Im Kampf um die Ausbreitung des Coronavirus werden nun wieder strengere Regeln notwendig werden, um eine Ausbreitung des Virus zu vermeiden. In unserem Nachbarland Österreich wird es ab November sogar zur Pflicht einen 3G-Nachweis zu erbringen, wenn man mit anderen Personen gemeinsam in einem Unternehmen arbeitet. Wer sich dieser Regelung widersetzt, muss im schlimmsten Fall gar mit der Kündigung rechnen.

Österreich führt 3G-Regelung am Arbeitsplatz ein

Ab dem 1. November soll in Österreich die sogenannte 3G-Regel am Arbeitsplatz verpflichtend werden. Dies bedeutet, dass sämtliche Mitarbeiter nachweisen müssen, dass sie geimpft, genesen oder negativ getestet sind. Dies Regelung soll für alle Mitarbeiter gelten, die bei ihrem Arbeitsalltag mit anderen Menschen in Kontakt kommen. Bis zum 14. November soll eine Übergangsfrist gelten. Menschen, die in dieser Zeit keinen 3G-Nachweis erbringen, müssen in dieser Zeit durchgehend FFP2-Maske tragen. Arbeitgeber in Österreich sind dann verpflichtet, stichprobenartig die Einhaltung dieser Regel zu prüfen. Zudem sollen auch die österreichischen Gesundheitsbehörden Stichproben in den Unternehmen durchführen. Bei Verstößen kann der Arbeitgeber mit Strafen von bis zu 3.600 Euro, die Mitarbeiter mit Geldbußen von bis zu 500 Euro belegt werden.

Im Extremfall droht sogar die Kündigung

Solten sich Arbeitnehmer weigern einen Nachweis zu erbringen, besteht offenbar auch die Möglichkeit, dass die betreffende Person aus dem Homeoffice arbeiten kann, „Wenn das alles nichts bringt, führt das unter Umständen zu einem Entfall der Entgeltfortzahlung und im schlimmsten Fall kann es natürlich auch zu einer Kündigung führen. Das ist die letzte Konsequenz im Arbeitsrecht“, bestätigt der Arbeitsminister des Landes, Martin Kocher, gegenüber den Medien. So will man ein weiteres Schutznetz gegen das Coronavirus aufbauen.

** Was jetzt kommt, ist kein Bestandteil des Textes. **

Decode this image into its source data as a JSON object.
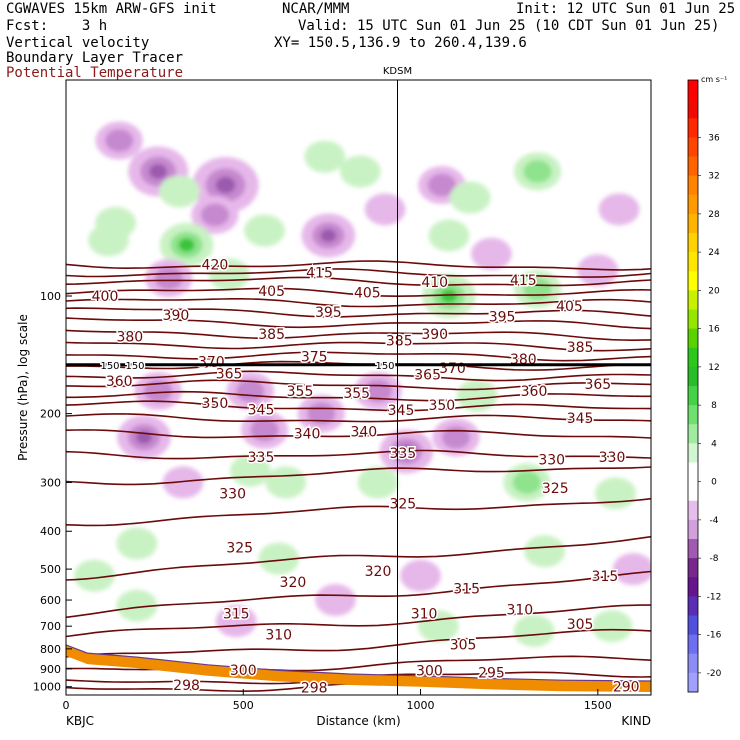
{
  "header": {
    "title_line1": "CGWAVES 15km ARW-GFS init",
    "fcst_line": "Fcst:    3 h",
    "field_vv": "Vertical velocity",
    "field_blt": "Boundary Layer Tracer",
    "field_theta": "Potential Temperature",
    "center": "NCAR/MMM",
    "init": "Init: 12 UTC Sun 01 Jun 25",
    "valid": "Valid: 15 UTC Sun 01 Jun 25 (10 CDT Sun 01 Jun 25)",
    "xy": "XY= 150.5,136.9 to 260.4,139.6"
  },
  "colors": {
    "theta": "#6b0a0a",
    "tropopause": "#000000",
    "terrain": "#f08c00",
    "sinking_light": "#e6b8ea",
    "sinking_mid": "#c689cf",
    "sinking_dark": "#9b5aae",
    "rising_light": "#c9f2c4",
    "rising_mid": "#8ee38c",
    "rising_dark": "#39c43a"
  },
  "chart_data": {
    "type": "cross-section",
    "xlabel": "Distance (km)",
    "ylabel": "Pressure (hPa), log scale",
    "xlim": [
      0,
      1650
    ],
    "ylim": [
      1050,
      28
    ],
    "x_ticks": [
      0,
      500,
      1000,
      1500
    ],
    "y_ticks": [
      100,
      200,
      300,
      400,
      500,
      600,
      700,
      800,
      900,
      1000
    ],
    "x_end_labels": [
      "KBJC",
      "KIND"
    ],
    "vertical_marker": {
      "label": "KDSM",
      "x": 935
    },
    "tropopause_line": {
      "p": 150,
      "labels": [
        "150",
        "150",
        "150"
      ]
    },
    "colorbar": {
      "unit": "cm s⁻¹",
      "ticks": [
        "36",
        "32",
        "28",
        "24",
        "20",
        "16",
        "12",
        "8",
        "4",
        "0",
        "-4",
        "-8",
        "-12",
        "-16",
        "-20"
      ],
      "levels": [
        {
          "v": 40,
          "c": "#ff0000"
        },
        {
          "v": 38,
          "c": "#f20a00"
        },
        {
          "v": 36,
          "c": "#ff2800"
        },
        {
          "v": 34,
          "c": "#ff4600"
        },
        {
          "v": 32,
          "c": "#ff6400"
        },
        {
          "v": 30,
          "c": "#ff8200"
        },
        {
          "v": 28,
          "c": "#ff9a00"
        },
        {
          "v": 26,
          "c": "#ffb400"
        },
        {
          "v": 24,
          "c": "#ffd200"
        },
        {
          "v": 22,
          "c": "#ffe600"
        },
        {
          "v": 20,
          "c": "#ffff00"
        },
        {
          "v": 18,
          "c": "#c8f000"
        },
        {
          "v": 16,
          "c": "#96e600"
        },
        {
          "v": 14,
          "c": "#5ad200"
        },
        {
          "v": 12,
          "c": "#2dc81e"
        },
        {
          "v": 10,
          "c": "#28be28"
        },
        {
          "v": 8,
          "c": "#46d246"
        },
        {
          "v": 6,
          "c": "#6ee06e"
        },
        {
          "v": 4,
          "c": "#a0eba0"
        },
        {
          "v": 2,
          "c": "#d2f5d2"
        },
        {
          "v": 0,
          "c": "#ffffff"
        },
        {
          "v": -2,
          "c": "#ffffff"
        },
        {
          "v": -4,
          "c": "#e6beeb"
        },
        {
          "v": -6,
          "c": "#d2a0dc"
        },
        {
          "v": -8,
          "c": "#a05aaf"
        },
        {
          "v": -10,
          "c": "#78288c"
        },
        {
          "v": -12,
          "c": "#64148c"
        },
        {
          "v": -14,
          "c": "#5a2db4"
        },
        {
          "v": -16,
          "c": "#5050dc"
        },
        {
          "v": -18,
          "c": "#6e6ef0"
        },
        {
          "v": -20,
          "c": "#8c8cf5"
        },
        {
          "v": -22,
          "c": "#a0a0ff"
        }
      ]
    },
    "velocity_blobs": [
      {
        "x": 150,
        "p": 40,
        "w": -6
      },
      {
        "x": 260,
        "p": 48,
        "w": -10
      },
      {
        "x": 450,
        "p": 52,
        "w": -12
      },
      {
        "x": 420,
        "p": 62,
        "w": -6
      },
      {
        "x": 140,
        "p": 65,
        "w": 4
      },
      {
        "x": 320,
        "p": 54,
        "w": 4
      },
      {
        "x": 730,
        "p": 44,
        "w": 4
      },
      {
        "x": 830,
        "p": 48,
        "w": 4
      },
      {
        "x": 900,
        "p": 60,
        "w": -4
      },
      {
        "x": 1060,
        "p": 52,
        "w": -6
      },
      {
        "x": 1140,
        "p": 56,
        "w": 4
      },
      {
        "x": 1330,
        "p": 48,
        "w": 6
      },
      {
        "x": 1560,
        "p": 60,
        "w": -4
      },
      {
        "x": 740,
        "p": 70,
        "w": -8
      },
      {
        "x": 340,
        "p": 74,
        "w": 8
      },
      {
        "x": 120,
        "p": 72,
        "w": 4
      },
      {
        "x": 560,
        "p": 68,
        "w": 4
      },
      {
        "x": 460,
        "p": 88,
        "w": 4
      },
      {
        "x": 1080,
        "p": 70,
        "w": 4
      },
      {
        "x": 1200,
        "p": 78,
        "w": -4
      },
      {
        "x": 1330,
        "p": 96,
        "w": 6
      },
      {
        "x": 1080,
        "p": 100,
        "w": 8
      },
      {
        "x": 1500,
        "p": 86,
        "w": -4
      },
      {
        "x": 290,
        "p": 90,
        "w": -6
      },
      {
        "x": 260,
        "p": 175,
        "w": -6
      },
      {
        "x": 220,
        "p": 230,
        "w": -8
      },
      {
        "x": 520,
        "p": 175,
        "w": -6
      },
      {
        "x": 560,
        "p": 220,
        "w": -6
      },
      {
        "x": 720,
        "p": 200,
        "w": -6
      },
      {
        "x": 880,
        "p": 175,
        "w": -6
      },
      {
        "x": 960,
        "p": 250,
        "w": -8
      },
      {
        "x": 1100,
        "p": 230,
        "w": -6
      },
      {
        "x": 1160,
        "p": 180,
        "w": 4
      },
      {
        "x": 330,
        "p": 300,
        "w": -4
      },
      {
        "x": 520,
        "p": 280,
        "w": 4
      },
      {
        "x": 620,
        "p": 300,
        "w": 4
      },
      {
        "x": 880,
        "p": 300,
        "w": 4
      },
      {
        "x": 1300,
        "p": 300,
        "w": 6
      },
      {
        "x": 1550,
        "p": 320,
        "w": 4
      },
      {
        "x": 1350,
        "p": 450,
        "w": 4
      },
      {
        "x": 1600,
        "p": 500,
        "w": -4
      },
      {
        "x": 80,
        "p": 520,
        "w": 4
      },
      {
        "x": 200,
        "p": 430,
        "w": 4
      },
      {
        "x": 600,
        "p": 470,
        "w": 4
      },
      {
        "x": 1000,
        "p": 520,
        "w": -4
      },
      {
        "x": 200,
        "p": 620,
        "w": 4
      },
      {
        "x": 480,
        "p": 680,
        "w": -4
      },
      {
        "x": 760,
        "p": 600,
        "w": -4
      },
      {
        "x": 1050,
        "p": 700,
        "w": 4
      },
      {
        "x": 1320,
        "p": 720,
        "w": 4
      },
      {
        "x": 1540,
        "p": 700,
        "w": 4
      }
    ],
    "theta_levels": [
      {
        "theta": 420,
        "pL": 83,
        "pR": 84
      },
      {
        "theta": 415,
        "pL": 87,
        "pR": 88
      },
      {
        "theta": 410,
        "pL": 91,
        "pR": 93
      },
      {
        "theta": 405,
        "pL": 97,
        "pR": 99
      },
      {
        "theta": 400,
        "pL": 103,
        "pR": 105
      },
      {
        "theta": 395,
        "pL": 109,
        "pR": 112
      },
      {
        "theta": 390,
        "pL": 116,
        "pR": 119
      },
      {
        "theta": 385,
        "pL": 124,
        "pR": 127
      },
      {
        "theta": 380,
        "pL": 132,
        "pR": 135
      },
      {
        "theta": 375,
        "pL": 141,
        "pR": 143
      },
      {
        "theta": 370,
        "pL": 150,
        "pR": 151
      },
      {
        "theta": 365,
        "pL": 159,
        "pR": 161
      },
      {
        "theta": 360,
        "pL": 168,
        "pR": 170
      },
      {
        "theta": 355,
        "pL": 180,
        "pR": 182
      },
      {
        "theta": 350,
        "pL": 190,
        "pR": 195
      },
      {
        "theta": 345,
        "pL": 205,
        "pR": 208
      },
      {
        "theta": 340,
        "pL": 225,
        "pR": 228
      },
      {
        "theta": 335,
        "pL": 255,
        "pR": 255
      },
      {
        "theta": 330,
        "pL": 300,
        "pR": 270
      },
      {
        "theta": 325,
        "pL": 380,
        "pR": 330
      },
      {
        "theta": 320,
        "pL": 520,
        "pR": 420
      },
      {
        "theta": 315,
        "pL": 650,
        "pR": 520
      },
      {
        "theta": 310,
        "pL": 740,
        "pR": 630
      },
      {
        "theta": 305,
        "pL": 850,
        "pR": 720
      },
      {
        "theta": 300,
        "pL": 920,
        "pR": 840
      },
      {
        "theta": 295,
        "pL": 980,
        "pR": 920
      },
      {
        "theta": 290,
        "pL": 1010,
        "pR": 990
      }
    ],
    "theta_labels": [
      {
        "text": "420",
        "x": 420,
        "p": 83
      },
      {
        "text": "415",
        "x": 715,
        "p": 87
      },
      {
        "text": "415",
        "x": 1290,
        "p": 91
      },
      {
        "text": "410",
        "x": 1040,
        "p": 92
      },
      {
        "text": "405",
        "x": 580,
        "p": 97
      },
      {
        "text": "405",
        "x": 850,
        "p": 98
      },
      {
        "text": "405",
        "x": 1420,
        "p": 106
      },
      {
        "text": "400",
        "x": 110,
        "p": 100
      },
      {
        "text": "395",
        "x": 740,
        "p": 110
      },
      {
        "text": "395",
        "x": 1230,
        "p": 113
      },
      {
        "text": "390",
        "x": 310,
        "p": 112
      },
      {
        "text": "390",
        "x": 1040,
        "p": 125
      },
      {
        "text": "385",
        "x": 580,
        "p": 125
      },
      {
        "text": "385",
        "x": 940,
        "p": 130
      },
      {
        "text": "385",
        "x": 1450,
        "p": 135
      },
      {
        "text": "380",
        "x": 180,
        "p": 127
      },
      {
        "text": "380",
        "x": 1290,
        "p": 145
      },
      {
        "text": "375",
        "x": 700,
        "p": 143
      },
      {
        "text": "370",
        "x": 410,
        "p": 147
      },
      {
        "text": "370",
        "x": 1090,
        "p": 153
      },
      {
        "text": "365",
        "x": 460,
        "p": 158
      },
      {
        "text": "365",
        "x": 1020,
        "p": 159
      },
      {
        "text": "365",
        "x": 1500,
        "p": 168
      },
      {
        "text": "360",
        "x": 150,
        "p": 165
      },
      {
        "text": "360",
        "x": 1320,
        "p": 175
      },
      {
        "text": "355",
        "x": 660,
        "p": 175
      },
      {
        "text": "355",
        "x": 820,
        "p": 177
      },
      {
        "text": "350",
        "x": 420,
        "p": 188
      },
      {
        "text": "350",
        "x": 1060,
        "p": 190
      },
      {
        "text": "345",
        "x": 550,
        "p": 195
      },
      {
        "text": "345",
        "x": 945,
        "p": 196
      },
      {
        "text": "345",
        "x": 1450,
        "p": 205
      },
      {
        "text": "340",
        "x": 680,
        "p": 225
      },
      {
        "text": "340",
        "x": 840,
        "p": 222
      },
      {
        "text": "335",
        "x": 950,
        "p": 252
      },
      {
        "text": "335",
        "x": 550,
        "p": 258
      },
      {
        "text": "330",
        "x": 1370,
        "p": 262
      },
      {
        "text": "330",
        "x": 1540,
        "p": 258
      },
      {
        "text": "330",
        "x": 470,
        "p": 320
      },
      {
        "text": "325",
        "x": 950,
        "p": 340
      },
      {
        "text": "325",
        "x": 1380,
        "p": 310
      },
      {
        "text": "325",
        "x": 490,
        "p": 440
      },
      {
        "text": "320",
        "x": 640,
        "p": 540
      },
      {
        "text": "320",
        "x": 880,
        "p": 505
      },
      {
        "text": "315",
        "x": 480,
        "p": 650
      },
      {
        "text": "315",
        "x": 1130,
        "p": 560
      },
      {
        "text": "315",
        "x": 1520,
        "p": 520
      },
      {
        "text": "310",
        "x": 600,
        "p": 735
      },
      {
        "text": "310",
        "x": 1010,
        "p": 650
      },
      {
        "text": "310",
        "x": 1280,
        "p": 635
      },
      {
        "text": "305",
        "x": 1120,
        "p": 780
      },
      {
        "text": "305",
        "x": 1450,
        "p": 690
      },
      {
        "text": "300",
        "x": 500,
        "p": 905
      },
      {
        "text": "300",
        "x": 1025,
        "p": 910
      },
      {
        "text": "298",
        "x": 340,
        "p": 990
      },
      {
        "text": "298",
        "x": 700,
        "p": 1005
      },
      {
        "text": "295",
        "x": 1200,
        "p": 920
      },
      {
        "text": "290",
        "x": 1580,
        "p": 1000
      }
    ],
    "terrain": [
      {
        "x": 0,
        "p": 800
      },
      {
        "x": 60,
        "p": 840
      },
      {
        "x": 200,
        "p": 860
      },
      {
        "x": 400,
        "p": 900
      },
      {
        "x": 600,
        "p": 930
      },
      {
        "x": 800,
        "p": 950
      },
      {
        "x": 1000,
        "p": 960
      },
      {
        "x": 1200,
        "p": 975
      },
      {
        "x": 1400,
        "p": 985
      },
      {
        "x": 1650,
        "p": 990
      }
    ]
  }
}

„Es kann nicht sein, dass man sich am Ort der Arbeit unter Umständen dem Risiko einer Corona-Infektion aussetzen muss“, verdeutlicht Kocher. Der 3G-Nachweis bringt den Unternehmen und deren Mitarbeiter dann dahingehend den Vorteil, dass auf die Nutzung von Masken am Arbeitsplatz verzichtet werden kann. Lediglich die Kunden müssen dann beim Besuch von Geschäften weiter Masken tragen. Um diese Pläne allerdings umzusetzen, braucht es noch eine Verordnung durch den Bundesrat, Experten gehen davon aus, dass die entsprechende Verordnung entweder am Freitag oder am Samstag verabschiedet werden wird.